本发明实施例还提出了一种计算机存储介质,所述计算机存储介质中存储有计算机可执行指令,所述计算机可执行指令用于执行本发明实施例所述的Solr集群自动扩容方法。
本发明实施例所述的Solr集群自动扩容方法及系统、计算机存储介质,通过获取Solr集群中原节点的数目、每个切片的副本的数目,以及扩容后新增节点的数目,确定出原切片的副本的第一参数和目标切片的第二参数,据此对原切片的副本进行切分,再合并为目标切片,从而实现了Solr集群 的扩容;节省了手动操作的时间的同时,提高了扩容的准确率和效率。
附图说明
图1为本发明实施例一提供的一种Solr集群的自动扩容方法流程图;
图2为本发明实施例二提供的一种Solr集群的自动扩容系统示意图;
图3为本发明实施例三提供的一种Solr集群的自动扩容方法流程图;
图4为本发明实施例三提供的原切片、现切片、目的切片示意图;
图5为本发明实施例四提供的现切片的切分示意图。
具体实施方式
本发明的构思在于:利用Solr集群中原节点的数目、副本的数目,以及扩容后新增节点的数目,确定出原切片的副本的范围和目标切片的范围,据此进一步确定原切片切分后的现切片的数目和所处的范围,并据此对原切片的副本进行切分,在合并为目标切片,从而实现了企业级搜索应用服务器集群的扩容,与现有技术相比节省了手动操作的时间且提高了准确率。

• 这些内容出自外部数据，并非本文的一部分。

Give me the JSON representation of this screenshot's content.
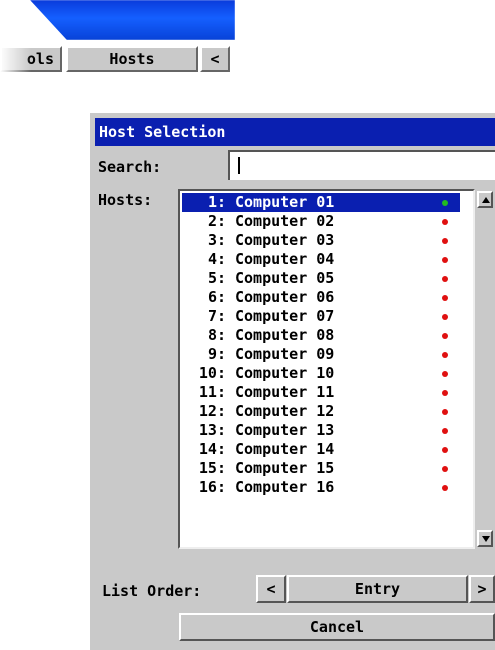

下面结合附图对本发明的实施方式作进一步说明。需要说明的是,在不冲突的情况下,本申请中的实施例及实施例中的特征可以相互任意组合。
实施例一
本实施例提供了一种Solr集群的自动扩容方法,请参考图1,包括:
S101、获取Solr集群中原节点的数目、每个原切片的副本的数目,以及Solr集群扩容后新增节点的数目。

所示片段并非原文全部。